Months ago, as I was preparing for the unknown, I thought I had covered all bases. We were stocked up on food to help prevent us from having to make too many trips to the store; we had a list of crafts and science experiments to fill time with, supplies of toilet paper/paper towels/hair shampoo all handled, disinfecting and sanitizing supplies were checked off the list, school/office materials had been accounted for. We were ready to at least attempt to survive this! Oh but wait–I didn’t think of was haircuts. OMG, the haircuts! Lily and I could go months without cuts even if our hair ended up at our knees but the guys? Well….er…eh…emmmm.

Let me introduce you to Chris and Evan.

This new look, called the….’what the heck happened to you?!’ style, is un-containable. Like, whooooa. Right?! What a pair! Not even baseball caps could handle this mess! The problem seemed simple enough to solve with a pair of men’s hair clippers. For the non-hair savvy, that’s the buzzer things. Small challenge, though. There were no men’s hair clippers available online. Yep, ALL sold out. I was quick to the gate on most of the essentials but this one was an obstacle. It seemed like everyone but me had thought about the hair clippers well in advance of needing them.

With a pinch of panic and a dash of brain wracking, a lightbulb went on. My friend has a husband with barbering as a specialty! I was willing to bet (ok, truthfully I was praying) that he’d have a resource/suggestion to where I could find the tool. I felt like I was asking for diamonds from some underground trade deal! Until this moment, I had not comprehended the importance of the item. It was staring at these two fluffy/shaggy/curly/overgrown hairballs living in my house that caused the realization!

And alas, success! We found a pair ::and the crowd goes wild::! Now to figure out how to use them. Dun dun dunnnn…..

500 video tutorials later, I held my breath and followed the instructions of complete strangers. I needed tips on how to not turn my child into a q-tip head or my husband into the next bailiff from Night Court (please tell me you’re old enough to remember that show). None of the videos explained how to cut the longer hair on top! Oh Em Gee!
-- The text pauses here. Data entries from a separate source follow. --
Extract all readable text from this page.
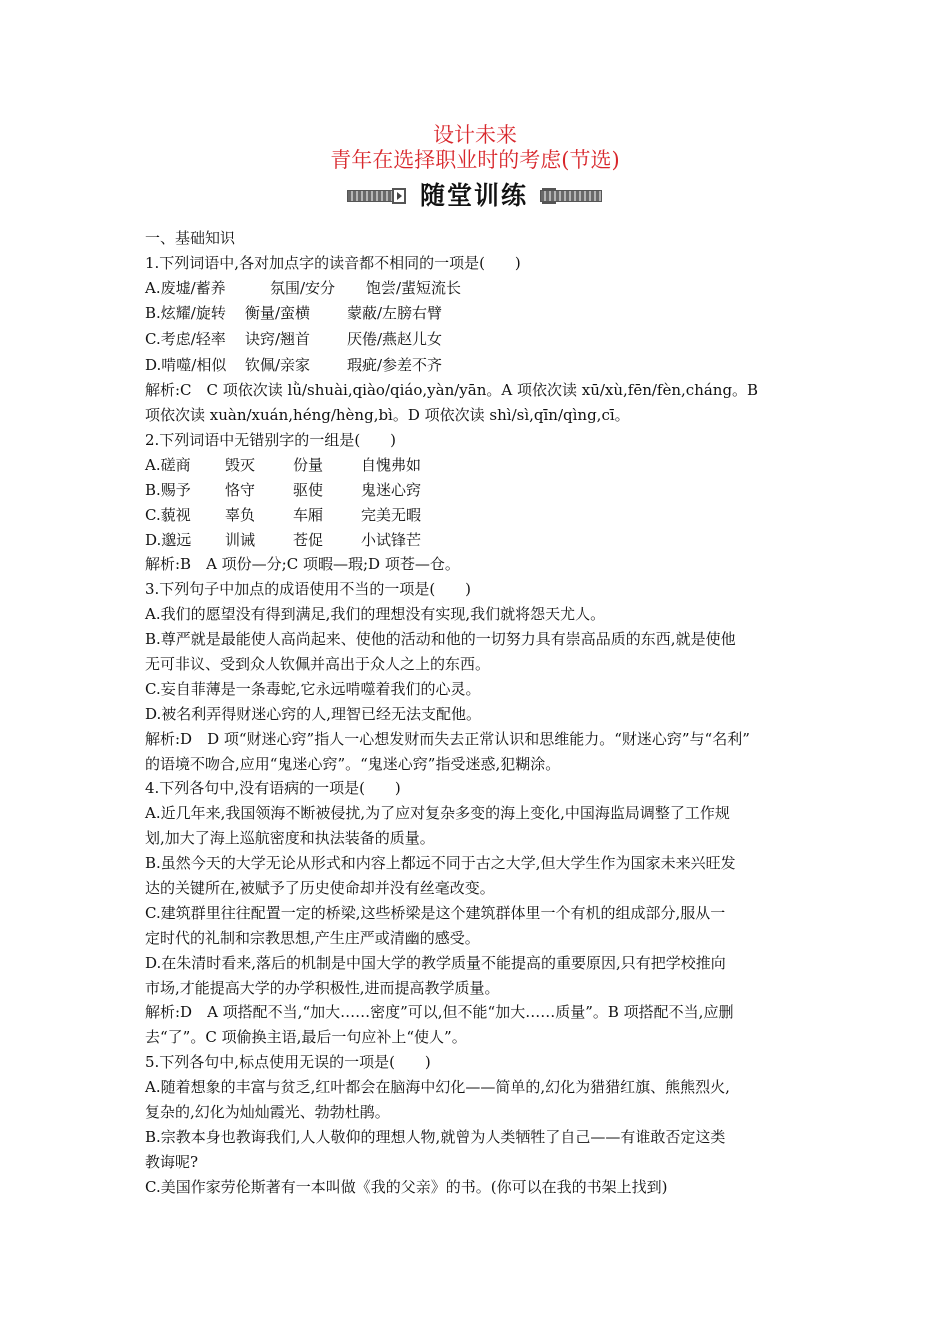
设计未来
青年在选择职业时的考虑(节选)
随堂训练
一、基础知识
1.下列词语中,各对加点字的读音都不相同的一项是(　　)
A.废墟/蓄养	氛围/安分 饱尝/蜚短流长
B.炫耀/旋转 衡量/蛮横 蒙蔽/左膀右臂
C.考虑/轻率 诀窍/翘首 厌倦/燕赵儿女
D.啃噬/相似 钦佩/亲家 瑕疵/参差不齐
解析:C　C 项依次读 lǜ/shuài,qiào/qiáo,yàn/yān。A 项依次读 xū/xù,fēn/fèn,cháng。B
项依次读 xuàn/xuán,héng/hèng,bì。D 项依次读 shì/sì,qīn/qìng,cī。
2.下列词语中无错别字的一组是(　　)
A.磋商 毁灭	份量	自愧弗如
B.赐予 恪守	驱使	鬼迷心窍
C.藐视 辜负	车厢	完美无暇
D.邈远 训诫	苍促	小试锋芒
解析:B　A 项份—分;C 项暇—瑕;D 项苍—仓。
3.下列句子中加点的成语使用不当的一项是(　　)
A.我们的愿望没有得到满足,我们的理想没有实现,我们就将怨天尤人。
B.尊严就是最能使人高尚起来、使他的活动和他的一切努力具有崇高品质的东西,就是使他
无可非议、受到众人钦佩并高出于众人之上的东西。
C.妄自菲薄是一条毒蛇,它永远啃噬着我们的心灵。
D.被名利弄得财迷心窍的人,理智已经无法支配他。
解析:D　D 项“财迷心窍”指人一心想发财而失去正常认识和思维能力。“财迷心窍”与“名利”
的语境不吻合,应用“鬼迷心窍”。“鬼迷心窍”指受迷惑,犯糊涂。
4.下列各句中,没有语病的一项是(　　)
A.近几年来,我国领海不断被侵扰,为了应对复杂多变的海上变化,中国海监局调整了工作规
划,加大了海上巡航密度和执法装备的质量。
B.虽然今天的大学无论从形式和内容上都远不同于古之大学,但大学生作为国家未来兴旺发
达的关键所在,被赋予了历史使命却并没有丝毫改变。
C.建筑群里往往配置一定的桥梁,这些桥梁是这个建筑群体里一个有机的组成部分,服从一
定时代的礼制和宗教思想,产生庄严或清幽的感受。
D.在朱清时看来,落后的机制是中国大学的教学质量不能提高的重要原因,只有把学校推向
市场,才能提高大学的办学积极性,进而提高教学质量。
解析:D　A 项搭配不当,“加大……密度”可以,但不能“加大……质量”。B 项搭配不当,应删
去“了”。C 项偷换主语,最后一句应补上“使人”。
5.下列各句中,标点使用无误的一项是(　　)
A.随着想象的丰富与贫乏,红叶都会在脑海中幻化——简单的,幻化为猎猎红旗、熊熊烈火,
复杂的,幻化为灿灿霞光、勃勃杜鹃。
B.宗教本身也教诲我们,人人敬仰的理想人物,就曾为人类牺牲了自己——有谁敢否定这类
教诲呢?
C.美国作家劳伦斯著有一本叫做《我的父亲》的书。(你可以在我的书架上找到)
A hairstylist friend of mine came to the rescue. She asked if I had hair shears for the longer hair on top. Of course I did! Or so I thought. Turns out that they had been trashed because someone broke them. Who uses hair shears to do anything but cut hair? Everyone that lives here, apparently ::head smack::.

The remedy was to find the sharpest pair of scissors I had. Oh! I knew just the pair, of course! My fabric scissors! Sharp as the dickens and totally not meant for hair! But hey, beggars can’t be choosers. The only other option was crafting scissors but those can barely even cut paper. Hahah! Onward we went.

This is where you’re waiting for the crazy story, right? But I’ll be darned, I didn’t mess it up! Admittedly, I’ve never talked to myself so much in my entire life but it worked! I wish I could have seen my own facial expressions because they were probably pretty awesomely frightened! Even Chris thought his hair came out ok! Amen – hallelujah! Evan’s came out good, too. Chris did most of his, though.

If you’re going to cut hair, be sure to use potato chip clips, fabric shears, men’s hair clippers, trash bags as a hair catch-all, 501 clipper guards, a comb, a paint brush, a clipper brush, and a folding chair. Hahah. I swear they all had a purpose (still laughing).

I’d leave you with a picture of each of their hair styles but they don’t want to be plastered on the internet. So, instead, here’s a more creative version. Told you they came out a-ok!

Talk to you again soon with more stories from life’s best moments! Thanks for reading!